1. Scikit-learn: Machine Learning in Python
      Paper: Fabian Pedregosa, Gaël Varoquaux, Alexandre Gramfort, Vincent Michel, Bertrand Thirion,
             Olivier Grisel, Mathieu Blondel, Peter Prettenhofer, Ron Weiss, Vincent Dubourg, Jake Vanderplas,
             Alexandre Passos, David Cournapeau, Matthieu Brucher, Matthieu Perrot, Édouard Duchesnay; 
           Journal of Machine Learning Research, 12 (Oct):2825-2830, 2011.

2.  UK CPI projection case study:
    - Regression problem: Model UK CPI inflation on a quarterly basis
    - All data have been last retrieved on 23 Jan 2017.
    - All used data have been publicly available from (sources and data IDs):
	  - Bank of England (http://www.bankofengland.co.uk/boeapps/iadb/NewInterMed.asp?Travel=NIxAZx): LPQAUYN, IUQLBEDR, IUQASIZC, XUQLBK82, 
	  - UK Office for National Statistics (ONS, https://www.ons.gov.uk/): D7BT, LF24, MGSX, ABMI, A4YM, QWND.
	  - Bank for International Settlements (credit to non-financial sector: http://www.bis.org/statistics/totcredit.htm): Q:GB:P:A:M:XDC:A.
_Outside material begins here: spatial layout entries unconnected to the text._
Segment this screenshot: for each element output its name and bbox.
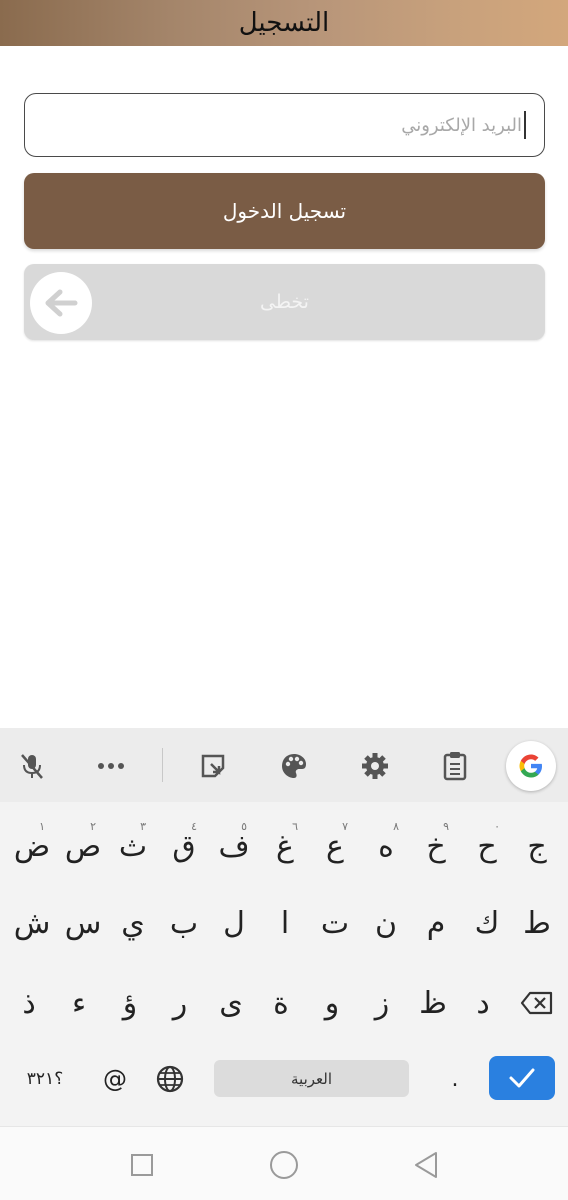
email-field[interactable]: البريد الإلكتروني xyxy=(24,93,545,157)
key-row1-9[interactable]: خ٩ xyxy=(411,818,461,874)
backspace-icon[interactable] xyxy=(512,975,562,1031)
key-char: ح xyxy=(477,828,497,864)
period-key[interactable]: . xyxy=(430,1051,480,1107)
key-row2-3[interactable]: ي xyxy=(108,895,158,951)
skip-button[interactable]: تخطى xyxy=(24,264,545,340)
text-caret xyxy=(524,111,526,139)
key-row3-6[interactable]: ة xyxy=(256,975,306,1031)
key-row1-4[interactable]: ق٤ xyxy=(159,818,209,874)
symbols-key[interactable]: ؟٣٢١ xyxy=(18,1051,72,1107)
key-row1-8[interactable]: ه٨ xyxy=(361,818,411,874)
key-row2-6[interactable]: ا xyxy=(260,895,310,951)
key-char: ث xyxy=(118,828,148,864)
key-char: ج xyxy=(527,828,547,864)
key-row3-10[interactable]: د xyxy=(458,975,508,1031)
toolbar-divider xyxy=(162,748,163,782)
key-hint: ٥ xyxy=(241,820,247,833)
login-button[interactable]: تسجيل الدخول xyxy=(24,173,545,249)
enter-key[interactable] xyxy=(489,1056,555,1100)
key-row2-10[interactable]: ك xyxy=(462,895,512,951)
key-char: غ xyxy=(276,828,294,864)
system-navbar xyxy=(0,1126,568,1200)
app-header: التسجيل xyxy=(0,0,568,46)
back-icon[interactable] xyxy=(406,1145,446,1185)
key-row1-5[interactable]: ف٥ xyxy=(209,818,259,874)
key-row2-4[interactable]: ب xyxy=(159,895,209,951)
key-hint: ٤ xyxy=(191,820,197,833)
key-row3-5[interactable]: ى xyxy=(206,975,256,1031)
key-row1-2[interactable]: ص٢ xyxy=(58,818,108,874)
page-title: التسجيل xyxy=(238,8,330,38)
key-row2-2[interactable]: س xyxy=(58,895,108,951)
space-key[interactable]: العربية xyxy=(214,1060,409,1097)
key-hint: ٣ xyxy=(140,820,146,833)
key-char: خ xyxy=(426,828,446,864)
key-row1-11[interactable]: ج xyxy=(512,818,562,874)
key-row3-1[interactable]: ذ xyxy=(4,975,54,1031)
key-char: ق xyxy=(172,828,196,864)
home-icon[interactable] xyxy=(264,1145,304,1185)
key-row1-7[interactable]: ع٧ xyxy=(310,818,360,874)
checkmark-icon xyxy=(509,1068,535,1088)
key-char: ه xyxy=(378,828,394,864)
skip-button-label: تخطى xyxy=(260,291,309,313)
key-row2-11[interactable]: ط xyxy=(512,895,562,951)
login-button-label: تسجيل الدخول xyxy=(222,199,347,223)
key-hint: ٧ xyxy=(342,820,348,833)
key-char: ف xyxy=(218,828,250,864)
key-hint: ٩ xyxy=(443,820,449,833)
soft-keyboard: ض١ ص٢ ث٣ ق٤ ف٥ غ٦ ع٧ ه٨ خ٩ ح٠ ج ش س ي ب … xyxy=(0,728,568,1126)
key-row1-1[interactable]: ض١ xyxy=(7,818,57,874)
key-row1-6[interactable]: غ٦ xyxy=(260,818,310,874)
globe-icon[interactable] xyxy=(145,1051,195,1107)
arrow-left-icon xyxy=(30,272,92,334)
key-row3-3[interactable]: ؤ xyxy=(105,975,155,1031)
google-logo[interactable] xyxy=(506,741,556,791)
key-row2-1[interactable]: ش xyxy=(7,895,57,951)
email-placeholder: البريد الإلكتروني xyxy=(401,114,522,136)
key-row1-3[interactable]: ث٣ xyxy=(108,818,158,874)
key-row2-8[interactable]: ن xyxy=(361,895,411,951)
key-hint: ٠ xyxy=(494,820,500,833)
key-hint: ٨ xyxy=(393,820,399,833)
key-row3-7[interactable]: و xyxy=(307,975,357,1031)
key-row3-8[interactable]: ز xyxy=(357,975,407,1031)
keyboard-toolbar xyxy=(0,728,568,802)
key-row1-10[interactable]: ح٠ xyxy=(462,818,512,874)
key-hint: ٦ xyxy=(292,820,298,833)
key-row2-9[interactable]: م xyxy=(411,895,461,951)
key-row3-4[interactable]: ر xyxy=(155,975,205,1031)
key-char: ع xyxy=(326,828,344,864)
key-char: ص xyxy=(64,828,102,864)
at-key[interactable]: @ xyxy=(90,1051,140,1107)
key-row2-7[interactable]: ت xyxy=(310,895,360,951)
key-char: ض xyxy=(13,828,51,864)
key-row3-2[interactable]: ء xyxy=(54,975,104,1031)
key-hint: ٢ xyxy=(90,820,96,833)
recents-icon[interactable] xyxy=(122,1145,162,1185)
mic-off-icon[interactable] xyxy=(12,746,52,786)
key-row2-5[interactable]: ل xyxy=(209,895,259,951)
clipboard-icon[interactable] xyxy=(435,746,475,786)
key-row3-9[interactable]: ظ xyxy=(408,975,458,1031)
palette-icon[interactable] xyxy=(274,746,314,786)
more-icon[interactable] xyxy=(91,746,131,786)
settings-icon[interactable] xyxy=(355,746,395,786)
sticker-icon[interactable] xyxy=(193,746,233,786)
key-hint: ١ xyxy=(39,820,45,833)
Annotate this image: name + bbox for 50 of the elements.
	  - World Bank, commodities prices: http://www.worldbank.org/en/research/commodity-markets (Pink Sheet, averge of energy and and non-energy price indices, excluding precious metals.)
    - Please refer to the Terms of Use of the above institutions for the usage and eventual redistributions of data.

3. BJ air quality modelling (additional example application to test portability and document program options):
    - Classification problem: Model air pollution in Beijing on an hourly basis
    - The air pollution level column "pm2.5: PM2.5 concentration (ug/m^3)" has been exchanged with (1/0) values:
	      1: level above 100 (ug/m^3).
	      0: level below 100 (ug/m^3).
    - Source: Song Xi Chen, csx'@'gsm.pku.edu.cn, Guanghua School of Management, Center for Statistical Science, Peking University.
    - Downloaded from https://archive.ics.uci.edu/ml/datasets/Beijing+PM2.5+Data (last access: 9 July 2017).
    - Publication reference: Liang, X., Zou, T., Guo, B., Li, S., Zhang, H., Zhang, S., Huang, H. and Chen, S. X.,
		  	Assessing Beijing's PM2.5 pollution: severity, weather impact, APEC and winter heating. 
			  Proceedings of the Royal Society A, 471, 20150257, 2015.